Seine Freude war zudem von kurzer Dauer. Denn noch während Thrall mit dem Morgenstern ausholte, sprang der Oger auf und griff nach seinem Speer. Thrall zielte mit dem Morgenstern auf den Kopf des Wesens. Zur Überraschung der Menge und offensichtlich auch zu Thralls Verblüffung, streckte der Oger einfach nur eine seiner großen Hände aus und wischte die Kugel damit beiseite. Gleichzeitig stieß er den Speer nach vorne.
Der Morgenstern entfiel Thralls Pranke. Er wurde zur Seite gestoßen und verlor das Gleichgewicht. Verzweifelt versuchte er auszuweichen, aber der Speer traf ihn in die Brust, nur wenige Zentimeter unterhalb seiner linken Schulter. Er schrie vor Schmerz. Der Oger stieß im Näherrücken nach und schob den Speer auf diese Weise vollständig durch Thralls Körper, so dass er hinten zu Boden fiel. Dann warf sich der Oger auf den Ork, prügelte wie ein Wahnsinniger auf den Hilflosen ein und stieß dabei furchtbare Grunzlaute und Schreie aus.

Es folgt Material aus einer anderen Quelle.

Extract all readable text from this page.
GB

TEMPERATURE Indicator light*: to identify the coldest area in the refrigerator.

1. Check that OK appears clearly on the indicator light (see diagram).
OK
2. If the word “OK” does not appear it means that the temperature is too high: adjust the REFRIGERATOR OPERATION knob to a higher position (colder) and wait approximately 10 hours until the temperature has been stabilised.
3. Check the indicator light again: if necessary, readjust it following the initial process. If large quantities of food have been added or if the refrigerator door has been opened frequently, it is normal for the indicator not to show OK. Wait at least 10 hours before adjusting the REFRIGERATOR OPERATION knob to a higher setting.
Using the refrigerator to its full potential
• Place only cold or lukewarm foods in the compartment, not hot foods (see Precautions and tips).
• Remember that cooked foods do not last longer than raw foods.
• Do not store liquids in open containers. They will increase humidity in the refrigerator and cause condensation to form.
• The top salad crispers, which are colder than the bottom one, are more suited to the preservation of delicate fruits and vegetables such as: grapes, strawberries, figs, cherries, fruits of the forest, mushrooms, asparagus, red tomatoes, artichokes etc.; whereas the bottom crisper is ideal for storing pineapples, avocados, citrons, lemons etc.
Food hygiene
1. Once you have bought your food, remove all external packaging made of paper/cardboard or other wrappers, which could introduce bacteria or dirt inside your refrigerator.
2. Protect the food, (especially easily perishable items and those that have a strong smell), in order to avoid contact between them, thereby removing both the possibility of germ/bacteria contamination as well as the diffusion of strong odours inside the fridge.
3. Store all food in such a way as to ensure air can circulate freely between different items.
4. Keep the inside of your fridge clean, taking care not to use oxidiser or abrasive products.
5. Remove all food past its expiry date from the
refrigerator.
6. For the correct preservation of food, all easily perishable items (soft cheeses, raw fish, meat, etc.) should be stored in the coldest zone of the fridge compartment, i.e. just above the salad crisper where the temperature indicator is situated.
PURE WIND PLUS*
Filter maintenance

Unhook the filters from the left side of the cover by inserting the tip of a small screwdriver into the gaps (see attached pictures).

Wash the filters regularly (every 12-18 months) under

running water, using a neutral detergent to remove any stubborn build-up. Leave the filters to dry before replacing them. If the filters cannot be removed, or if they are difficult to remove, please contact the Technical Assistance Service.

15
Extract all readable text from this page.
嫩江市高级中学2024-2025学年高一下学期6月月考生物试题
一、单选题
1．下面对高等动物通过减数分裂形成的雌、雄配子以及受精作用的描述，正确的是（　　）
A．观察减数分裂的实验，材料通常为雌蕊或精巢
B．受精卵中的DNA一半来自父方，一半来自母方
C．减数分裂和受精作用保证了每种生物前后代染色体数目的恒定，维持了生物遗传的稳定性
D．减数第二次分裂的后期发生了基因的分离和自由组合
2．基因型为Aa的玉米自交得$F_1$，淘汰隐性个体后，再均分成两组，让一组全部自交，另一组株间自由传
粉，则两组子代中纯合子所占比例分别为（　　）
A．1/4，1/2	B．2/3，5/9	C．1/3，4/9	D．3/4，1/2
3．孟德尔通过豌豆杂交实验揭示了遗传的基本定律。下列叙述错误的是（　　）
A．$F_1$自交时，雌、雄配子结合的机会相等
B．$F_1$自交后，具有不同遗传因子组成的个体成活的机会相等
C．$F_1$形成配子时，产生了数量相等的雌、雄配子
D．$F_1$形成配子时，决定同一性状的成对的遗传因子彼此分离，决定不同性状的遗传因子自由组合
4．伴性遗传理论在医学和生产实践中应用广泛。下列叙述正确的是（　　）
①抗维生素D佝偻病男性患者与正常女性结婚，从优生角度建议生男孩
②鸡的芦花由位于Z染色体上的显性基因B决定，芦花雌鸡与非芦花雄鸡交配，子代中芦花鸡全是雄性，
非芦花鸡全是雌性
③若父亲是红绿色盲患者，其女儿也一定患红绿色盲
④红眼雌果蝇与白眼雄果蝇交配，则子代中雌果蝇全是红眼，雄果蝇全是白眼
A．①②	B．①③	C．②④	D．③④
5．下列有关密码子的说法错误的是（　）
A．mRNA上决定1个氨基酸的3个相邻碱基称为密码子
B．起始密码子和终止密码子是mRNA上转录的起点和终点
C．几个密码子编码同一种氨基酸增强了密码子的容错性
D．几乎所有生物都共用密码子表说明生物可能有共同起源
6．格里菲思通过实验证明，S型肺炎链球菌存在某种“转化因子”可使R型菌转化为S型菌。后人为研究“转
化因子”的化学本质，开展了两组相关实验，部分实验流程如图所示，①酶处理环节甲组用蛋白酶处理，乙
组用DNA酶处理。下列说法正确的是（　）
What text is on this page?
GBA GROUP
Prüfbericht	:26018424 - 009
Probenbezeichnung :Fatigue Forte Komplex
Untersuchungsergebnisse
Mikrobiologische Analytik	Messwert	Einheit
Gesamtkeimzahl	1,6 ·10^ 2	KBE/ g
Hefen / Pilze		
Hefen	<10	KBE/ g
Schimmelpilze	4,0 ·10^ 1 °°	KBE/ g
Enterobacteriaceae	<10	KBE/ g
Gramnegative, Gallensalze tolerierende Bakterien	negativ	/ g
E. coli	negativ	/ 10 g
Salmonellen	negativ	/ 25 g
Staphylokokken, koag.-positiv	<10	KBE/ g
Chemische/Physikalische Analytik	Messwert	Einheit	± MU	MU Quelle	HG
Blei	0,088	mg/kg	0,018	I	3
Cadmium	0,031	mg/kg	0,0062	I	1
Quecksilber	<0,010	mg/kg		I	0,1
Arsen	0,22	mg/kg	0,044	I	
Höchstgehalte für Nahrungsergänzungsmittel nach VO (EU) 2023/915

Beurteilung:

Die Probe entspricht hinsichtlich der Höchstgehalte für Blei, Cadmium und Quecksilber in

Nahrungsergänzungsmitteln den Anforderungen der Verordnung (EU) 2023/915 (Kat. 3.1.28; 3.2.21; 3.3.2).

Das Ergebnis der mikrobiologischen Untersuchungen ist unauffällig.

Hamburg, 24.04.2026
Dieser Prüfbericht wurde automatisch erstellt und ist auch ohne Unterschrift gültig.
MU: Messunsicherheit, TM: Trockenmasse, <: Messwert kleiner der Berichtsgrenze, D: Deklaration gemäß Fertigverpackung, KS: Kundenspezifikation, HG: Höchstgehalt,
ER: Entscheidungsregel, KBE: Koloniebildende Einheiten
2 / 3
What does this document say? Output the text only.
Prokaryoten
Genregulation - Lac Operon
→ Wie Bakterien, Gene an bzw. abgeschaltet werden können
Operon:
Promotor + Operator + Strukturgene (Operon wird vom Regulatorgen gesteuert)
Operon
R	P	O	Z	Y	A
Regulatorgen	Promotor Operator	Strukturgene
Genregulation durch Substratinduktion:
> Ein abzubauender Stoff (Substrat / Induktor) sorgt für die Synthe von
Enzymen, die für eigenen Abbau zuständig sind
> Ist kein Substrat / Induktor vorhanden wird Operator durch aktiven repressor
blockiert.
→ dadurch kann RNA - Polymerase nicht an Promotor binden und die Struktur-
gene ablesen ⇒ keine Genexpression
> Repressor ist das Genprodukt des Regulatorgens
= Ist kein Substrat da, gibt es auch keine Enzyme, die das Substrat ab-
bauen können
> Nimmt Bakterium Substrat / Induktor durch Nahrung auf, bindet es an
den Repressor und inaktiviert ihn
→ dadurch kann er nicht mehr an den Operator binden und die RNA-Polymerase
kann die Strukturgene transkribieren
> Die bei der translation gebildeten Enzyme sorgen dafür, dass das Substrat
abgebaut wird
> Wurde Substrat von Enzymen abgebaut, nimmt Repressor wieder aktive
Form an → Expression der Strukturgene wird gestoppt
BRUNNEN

Blackmoore starrte entsetzt auf das Spektakel. Der Ork wurde geschlagen, war so hilflos wie ein Kind, das Gewalt von einem Erwachsenen erfuhr. Der Gladiatorenring, ein Ort, an dem die besten Krieger des Königreichs ihre Stärke, Schnelligkeit und List maßen, war jetzt nicht mehr als ein Platz, auf dem ein Monster von einem sehr viel Stärkeren zu Brei geschlagen wurde.
Wie konnte Thrall das zulassen?
Männer hasteten in den Ring. Mit spitzen Stöcken versuchten sie, den Oger dazu zu bringen, von seiner Beute abzulassen. Die Bestie reagierte auf die Versuche, ließ von dem blutenden Thrall ab und hetzte hinter den Männern her. Drei andere warfen ein magisches Netz, das sofort schrumpfte und die Gliedmaßen des wütenden Ogers an dessen Körper pressten. Wie ein Fisch zappelte er jetzt, und die Männer warfen ihn ohne große Rücksicht auf einen Karren und beförderten ihn aus dem Ring.
Thrall wurde ebenfalls hinausgetragen, allerdings wesentlich sanfter. Blackmoores Status sorgte dafür, während diesem dämmerte, dass er auf Grund eines einzigen Kampfes jeden Penny verloren hatte, der von ihm heute auf Thrall gesetzt worden war. Viele seiner Begleiter teilten dieses Schicksal, und er spürte ihre wütenden Blicke im Rücken, als sie nach ihren Geldbörsen griffen, um ihre Schulden zu begleichen.